Halloween is almost here! That means sugar, lots of sugar. But what does that mean for your child’s teeth? And what if your child does have a sweet tooth, is there a way to keep cavities away?
We talked to Dr. Lindsey Wurtzel, of Wurtzel Family Dentistry, to get the answer to these questions and more. The expert dentists in their family dentistry practice offered great advice on how to reduce the risk of cavities and why it’s so important to care for your child’s first teeth. Dr. Lindsey also offered some great tips on how to prepare for your child’s first dental office visit.
You’re a family of dentists. Tell us why the Wurtzel family is so passionate about family dental health?
We are a father and two children practice passionate about treating families of all ages. Your teeth are important for your overall health, quality of life, and self esteem. My father’s first practice motto was “ We cater to cowards” and we want your first dental experience here to be a great one!
What are some easy ways to reduce my child’s risk for cavities?
Cavities are formed from weakened enamel which collapses to form a cavity and the tooth is progressively destroyed. Dental caries is caused by the action of acids on the enamel surface. The acid is produced when sugars (mainly sucrose) in foods or drinks react with bacteria present in the dental biofilm (plaque) on the tooth surface. Practicing good oral hygiene, healthy eating habits, and assessing your child risk factor for cavities are all important to reducing the risk of cavities.

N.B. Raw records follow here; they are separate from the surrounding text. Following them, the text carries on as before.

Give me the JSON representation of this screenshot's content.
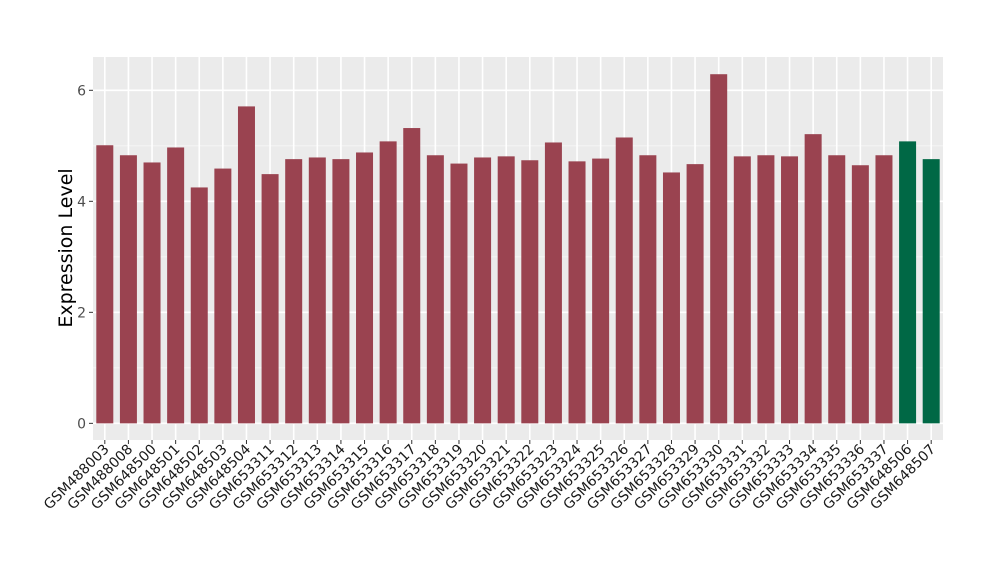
{
  "chart_data": {
    "type": "bar",
    "title": "",
    "xlabel": "",
    "ylabel": "Expression Level",
    "ylim": [
      -0.3,
      6.6
    ],
    "yticks": [
      0,
      2,
      4,
      6
    ],
    "grid": true,
    "categories": [
      "GSM488003",
      "GSM488008",
      "GSM648500",
      "GSM648501",
      "GSM648502",
      "GSM648503",
      "GSM648504",
      "GSM653311",
      "GSM653312",
      "GSM653313",
      "GSM653314",
      "GSM653315",
      "GSM653316",
      "GSM653317",
      "GSM653318",
      "GSM653319",
      "GSM653320",
      "GSM653321",
      "GSM653322",
      "GSM653323",
      "GSM653324",
      "GSM653325",
      "GSM653326",
      "GSM653327",
      "GSM653328",
      "GSM653329",
      "GSM653330",
      "GSM653331",
      "GSM653332",
      "GSM653333",
      "GSM653334",
      "GSM653335",
      "GSM653336",
      "GSM653337",
      "GSM648506",
      "GSM648507"
    ],
    "values": [
      5.01,
      4.83,
      4.7,
      4.97,
      4.25,
      4.59,
      5.71,
      4.49,
      4.76,
      4.79,
      4.76,
      4.88,
      5.08,
      5.32,
      4.83,
      4.68,
      4.79,
      4.81,
      4.74,
      5.06,
      4.72,
      4.77,
      5.15,
      4.83,
      4.52,
      4.67,
      6.29,
      4.81,
      4.83,
      4.81,
      5.21,
      4.83,
      4.65,
      4.83,
      5.08,
      4.76
    ],
    "bar_colors": [
      "#9a4350",
      "#9a4350",
      "#9a4350",
      "#9a4350",
      "#9a4350",
      "#9a4350",
      "#9a4350",
      "#9a4350",
      "#9a4350",
      "#9a4350",
      "#9a4350",
      "#9a4350",
      "#9a4350",
      "#9a4350",
      "#9a4350",
      "#9a4350",
      "#9a4350",
      "#9a4350",
      "#9a4350",
      "#9a4350",
      "#9a4350",
      "#9a4350",
      "#9a4350",
      "#9a4350",
      "#9a4350",
      "#9a4350",
      "#9a4350",
      "#9a4350",
      "#9a4350",
      "#9a4350",
      "#9a4350",
      "#9a4350",
      "#9a4350",
      "#9a4350",
      "#006845",
      "#006845"
    ]
  }
}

Halloween is coming! Should my child have any candy?
Sugar snacks are up to every parent. Sugar in small moderation with good oral hygiene is okay; however be aware of how much and for how long your child is consuming candy.
Why are the Primary Teeth (baby teeth) so important?
It is very important to maintain the health of the primary teeth. Neglected cavities can and frequently do lead to problems which affect developing permanent teeth. Primary teeth, or baby teeth are important for: proper chewing and eating, providing space for the permanent teeth and guiding them into the correct position, and permitting normal development of the jaw bones and muscles. Primary teeth also affect the development of speech and add to an attractive appearance.
Child’s First Dental Check? Here’s how to Prepare
Think about timing. It’s important for a child of any age who’s used to a nap to get one before their appointment. For older kids avoid cramming in a dental appointment right after day camp or school.
Make an older child a model. If you have two kids, send the one who is most comfortable with going to the dentist first to ease others fears.
Eat first. Make sure your child eats a light meal before getting in the dental chair.